Upon engagement of MHC-bound peptides, T cell receptors (TCR) trigger a cascade of tyrosine phosphorylation events that lead to the activation of protein kinase C-θ (PKCθ). PKCθ then phosphorylates the membrane-associated protein CARMA1, which in turn recruits BCL10 and MALT1. MALT1 binds to TRAF6 and perhaps other ubiquitin E3 ligases. The binding of MALT1 to TRAF6 induces TRAF6 oligomerization and activates its E3 ligase activity, which then catalyzes K63 polyubiquitination to activate TAK1 and IKK. T cell receptor signaling also activates the calcineurin – NFAT pathway through increasing the intracellular concentration of calcium. NFAT, NF-κB and other transcription factors cooperate in the nucleus to induce the production of interleukin-2 (IL-2).
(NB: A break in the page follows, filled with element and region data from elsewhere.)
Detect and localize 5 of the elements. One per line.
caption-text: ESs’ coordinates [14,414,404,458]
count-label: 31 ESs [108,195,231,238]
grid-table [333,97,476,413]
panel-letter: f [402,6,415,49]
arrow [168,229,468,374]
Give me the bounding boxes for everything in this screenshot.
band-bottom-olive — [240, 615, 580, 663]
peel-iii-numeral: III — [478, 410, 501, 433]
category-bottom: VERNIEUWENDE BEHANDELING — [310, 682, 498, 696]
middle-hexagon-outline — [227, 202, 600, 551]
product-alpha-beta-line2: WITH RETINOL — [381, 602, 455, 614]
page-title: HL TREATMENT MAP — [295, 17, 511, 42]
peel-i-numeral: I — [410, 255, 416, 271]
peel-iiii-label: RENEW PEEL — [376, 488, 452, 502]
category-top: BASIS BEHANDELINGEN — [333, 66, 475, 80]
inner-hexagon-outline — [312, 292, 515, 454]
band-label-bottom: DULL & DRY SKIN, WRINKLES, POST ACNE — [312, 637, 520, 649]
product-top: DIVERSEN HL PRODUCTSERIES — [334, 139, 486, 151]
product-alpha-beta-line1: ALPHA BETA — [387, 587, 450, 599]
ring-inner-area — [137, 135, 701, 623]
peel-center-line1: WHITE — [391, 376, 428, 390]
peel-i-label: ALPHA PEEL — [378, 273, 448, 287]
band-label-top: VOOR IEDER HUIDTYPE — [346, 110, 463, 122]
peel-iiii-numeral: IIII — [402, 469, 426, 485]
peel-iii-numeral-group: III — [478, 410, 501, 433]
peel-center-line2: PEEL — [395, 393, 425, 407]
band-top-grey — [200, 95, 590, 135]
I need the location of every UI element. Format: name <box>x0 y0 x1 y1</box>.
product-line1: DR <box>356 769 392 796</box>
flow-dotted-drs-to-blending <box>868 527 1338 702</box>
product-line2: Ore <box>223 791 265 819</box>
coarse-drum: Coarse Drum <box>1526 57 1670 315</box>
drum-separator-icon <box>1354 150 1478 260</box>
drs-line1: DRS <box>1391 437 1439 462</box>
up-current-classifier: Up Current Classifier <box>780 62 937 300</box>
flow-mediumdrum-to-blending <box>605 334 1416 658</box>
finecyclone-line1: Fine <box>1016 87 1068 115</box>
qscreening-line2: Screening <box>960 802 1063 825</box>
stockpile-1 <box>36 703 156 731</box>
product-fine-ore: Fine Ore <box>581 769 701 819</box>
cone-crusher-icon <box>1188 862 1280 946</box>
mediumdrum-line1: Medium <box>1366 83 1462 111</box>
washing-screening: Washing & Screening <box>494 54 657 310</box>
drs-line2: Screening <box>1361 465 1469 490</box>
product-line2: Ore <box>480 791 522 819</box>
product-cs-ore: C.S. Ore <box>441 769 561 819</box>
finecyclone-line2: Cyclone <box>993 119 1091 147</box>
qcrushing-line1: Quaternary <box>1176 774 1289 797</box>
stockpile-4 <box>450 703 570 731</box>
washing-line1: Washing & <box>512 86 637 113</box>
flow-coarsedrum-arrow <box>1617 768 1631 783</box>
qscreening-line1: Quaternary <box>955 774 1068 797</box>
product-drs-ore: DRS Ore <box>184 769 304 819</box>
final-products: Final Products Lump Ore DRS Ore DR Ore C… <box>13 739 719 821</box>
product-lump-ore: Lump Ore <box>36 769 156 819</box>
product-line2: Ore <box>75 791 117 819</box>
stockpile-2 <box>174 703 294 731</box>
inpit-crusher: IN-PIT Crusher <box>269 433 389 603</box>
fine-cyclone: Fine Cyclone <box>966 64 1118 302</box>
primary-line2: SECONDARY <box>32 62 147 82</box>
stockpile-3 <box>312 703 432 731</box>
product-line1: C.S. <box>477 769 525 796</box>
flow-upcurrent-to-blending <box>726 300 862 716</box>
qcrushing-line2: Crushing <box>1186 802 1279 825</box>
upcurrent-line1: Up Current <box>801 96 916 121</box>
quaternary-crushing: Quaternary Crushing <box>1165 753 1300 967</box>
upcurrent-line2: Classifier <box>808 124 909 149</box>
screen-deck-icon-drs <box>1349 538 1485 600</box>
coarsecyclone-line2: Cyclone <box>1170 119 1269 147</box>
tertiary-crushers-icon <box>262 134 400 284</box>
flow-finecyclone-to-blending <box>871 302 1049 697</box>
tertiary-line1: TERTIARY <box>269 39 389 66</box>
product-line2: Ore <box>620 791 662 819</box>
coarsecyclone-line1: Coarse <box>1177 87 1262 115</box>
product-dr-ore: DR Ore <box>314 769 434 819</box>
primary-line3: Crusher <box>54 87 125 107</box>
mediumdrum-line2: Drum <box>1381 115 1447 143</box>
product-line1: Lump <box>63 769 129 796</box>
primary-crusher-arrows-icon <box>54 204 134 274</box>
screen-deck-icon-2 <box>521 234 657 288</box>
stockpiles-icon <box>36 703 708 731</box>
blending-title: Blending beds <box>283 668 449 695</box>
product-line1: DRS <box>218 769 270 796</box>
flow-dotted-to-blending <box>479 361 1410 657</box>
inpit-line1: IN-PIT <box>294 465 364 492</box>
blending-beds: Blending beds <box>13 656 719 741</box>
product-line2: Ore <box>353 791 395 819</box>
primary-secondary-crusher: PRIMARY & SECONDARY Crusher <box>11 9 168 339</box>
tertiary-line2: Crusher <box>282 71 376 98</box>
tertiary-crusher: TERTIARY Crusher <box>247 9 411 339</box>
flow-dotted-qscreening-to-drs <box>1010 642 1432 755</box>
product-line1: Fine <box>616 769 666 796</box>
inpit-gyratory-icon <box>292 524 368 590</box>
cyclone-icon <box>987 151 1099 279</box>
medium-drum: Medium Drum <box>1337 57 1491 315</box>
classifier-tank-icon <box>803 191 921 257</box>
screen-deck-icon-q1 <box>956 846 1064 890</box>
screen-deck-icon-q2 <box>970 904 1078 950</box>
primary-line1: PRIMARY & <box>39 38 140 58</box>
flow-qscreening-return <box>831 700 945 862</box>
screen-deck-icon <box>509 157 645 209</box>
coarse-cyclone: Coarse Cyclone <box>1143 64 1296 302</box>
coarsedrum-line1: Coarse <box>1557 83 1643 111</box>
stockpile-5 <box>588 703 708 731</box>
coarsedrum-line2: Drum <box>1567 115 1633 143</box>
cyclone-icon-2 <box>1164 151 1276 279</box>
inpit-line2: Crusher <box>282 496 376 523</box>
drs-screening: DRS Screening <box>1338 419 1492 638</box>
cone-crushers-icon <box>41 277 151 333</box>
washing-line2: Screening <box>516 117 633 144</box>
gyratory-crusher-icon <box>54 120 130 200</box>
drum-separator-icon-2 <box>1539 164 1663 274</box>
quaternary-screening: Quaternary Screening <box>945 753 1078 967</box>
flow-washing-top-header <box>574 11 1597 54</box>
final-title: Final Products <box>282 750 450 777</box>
Figure 4. Roles of ubiquitination in TNFα-induced NF-κB activation and cell death

The binding of TNFα to its receptor (TNFR1) induces the trimerization of the receptor and recruitment of a protein complex (complex I) that includes the adaptor protein TRADD, the protein kinase RIP1 and ubiquitin E3 ligases TRAF2, TRAF5, cIAP1, cIAP2 and LUBAC. Some or all of these E3s catalyze polyubiquitination of RIP1, which recruits and activates the TAK1 and IKK complexes. Deubiquitination of RIP1 by CYLD not only inhibits TAK1 and IKK activation, but also facilitates the formation of a cytoplasmic complex (complex II or Ripoptosome) consisting of RIP1, FADD and procaspase-8. Within this complex, pro-caspase 8 auto-cleaves to generate mature caspase-8, which then initiates apoptosis. However, caspase-8 is normally inhibited by caspase inhibitors such as c-FLIP, which is induced by NF-κB. Ubiquitin E3 ligases inhibit cell death indirectly by activating NF-κB and/or directly by blocking the formation of Ripoptosome.